I have not aged Port myself, but I have tasted Port that had been heat damaged. And while (as Andy said) it won't necessarily taste bad, it also probably won't taste like you're expecting it to taste. If you've read a lot of tasting notes on TPF and FTLOP then you have probably seen reference to "Douro bake" and that's exactly what I'm talking about here. It's something of an "off" flavor, but not a bad one... just clearly not normal and not what most people expect or want from a Tawny Port.

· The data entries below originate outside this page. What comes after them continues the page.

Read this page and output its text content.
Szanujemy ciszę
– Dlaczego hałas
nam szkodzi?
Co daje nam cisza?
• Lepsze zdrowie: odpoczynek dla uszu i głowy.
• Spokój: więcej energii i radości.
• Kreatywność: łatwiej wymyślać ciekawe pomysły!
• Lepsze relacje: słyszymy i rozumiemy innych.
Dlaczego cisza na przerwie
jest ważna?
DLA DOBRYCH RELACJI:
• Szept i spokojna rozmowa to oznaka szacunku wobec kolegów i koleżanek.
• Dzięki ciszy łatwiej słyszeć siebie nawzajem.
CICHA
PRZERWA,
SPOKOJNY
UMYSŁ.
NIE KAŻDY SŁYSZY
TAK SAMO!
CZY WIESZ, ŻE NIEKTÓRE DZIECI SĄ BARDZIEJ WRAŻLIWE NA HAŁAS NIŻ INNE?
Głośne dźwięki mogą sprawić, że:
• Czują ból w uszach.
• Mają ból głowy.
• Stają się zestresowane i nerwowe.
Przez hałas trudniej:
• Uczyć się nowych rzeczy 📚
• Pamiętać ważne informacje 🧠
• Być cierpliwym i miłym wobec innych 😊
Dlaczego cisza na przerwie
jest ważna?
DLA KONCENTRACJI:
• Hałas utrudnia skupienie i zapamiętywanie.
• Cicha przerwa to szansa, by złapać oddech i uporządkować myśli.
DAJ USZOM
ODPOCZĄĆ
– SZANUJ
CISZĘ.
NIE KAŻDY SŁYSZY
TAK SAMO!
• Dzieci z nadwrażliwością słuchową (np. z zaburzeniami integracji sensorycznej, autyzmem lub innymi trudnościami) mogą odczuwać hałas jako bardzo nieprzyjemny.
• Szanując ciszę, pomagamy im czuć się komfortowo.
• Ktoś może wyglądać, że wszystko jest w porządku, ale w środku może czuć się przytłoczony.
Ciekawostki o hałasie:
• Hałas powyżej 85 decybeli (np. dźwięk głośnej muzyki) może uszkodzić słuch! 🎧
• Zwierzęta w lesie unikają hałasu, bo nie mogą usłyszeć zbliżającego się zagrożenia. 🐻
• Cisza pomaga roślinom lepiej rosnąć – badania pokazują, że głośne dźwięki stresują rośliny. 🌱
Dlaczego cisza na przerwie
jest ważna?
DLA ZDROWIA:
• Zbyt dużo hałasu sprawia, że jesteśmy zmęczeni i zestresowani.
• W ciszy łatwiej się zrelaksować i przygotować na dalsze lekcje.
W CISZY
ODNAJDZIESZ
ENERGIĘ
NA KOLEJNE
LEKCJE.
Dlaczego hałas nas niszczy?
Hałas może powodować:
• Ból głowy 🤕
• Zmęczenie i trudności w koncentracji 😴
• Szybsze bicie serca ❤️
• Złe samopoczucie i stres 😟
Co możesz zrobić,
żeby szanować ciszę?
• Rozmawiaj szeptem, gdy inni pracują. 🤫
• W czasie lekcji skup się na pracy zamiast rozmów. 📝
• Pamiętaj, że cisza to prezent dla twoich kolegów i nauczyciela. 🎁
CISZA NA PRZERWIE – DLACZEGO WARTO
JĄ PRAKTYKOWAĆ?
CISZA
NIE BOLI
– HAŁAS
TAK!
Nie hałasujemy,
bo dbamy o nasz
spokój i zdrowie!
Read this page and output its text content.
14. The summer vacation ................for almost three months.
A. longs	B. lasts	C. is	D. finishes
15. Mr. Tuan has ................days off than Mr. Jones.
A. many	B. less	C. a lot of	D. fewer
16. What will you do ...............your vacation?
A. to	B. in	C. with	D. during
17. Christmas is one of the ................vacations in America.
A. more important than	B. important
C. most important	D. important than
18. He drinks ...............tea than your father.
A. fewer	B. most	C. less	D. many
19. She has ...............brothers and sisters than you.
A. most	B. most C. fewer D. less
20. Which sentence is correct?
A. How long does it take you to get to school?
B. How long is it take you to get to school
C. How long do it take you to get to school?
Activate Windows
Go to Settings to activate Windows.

Of course, this assumes you're talking about real Port from Portugal. Australian "stickies" (as we refer to them here) and their progenitors are made and age differently. For all I know they may mature correctly in warm to hot temperatures. Also, Madeira is aged in attics on the island specifically to heat it up while it ages, but of course Madeira tastes nothing like Port.

So in a way it is a question of "what are you trying to make?" If your goal is a standard Portuguese Tawny Port, the heat range you're talking about is too warm and will result in a failed experiment. But if you're aiming for some other flavor profile, it may very well work. Given my experience with just a few Australian stickies, the heat you're talking about might actually be correct for them.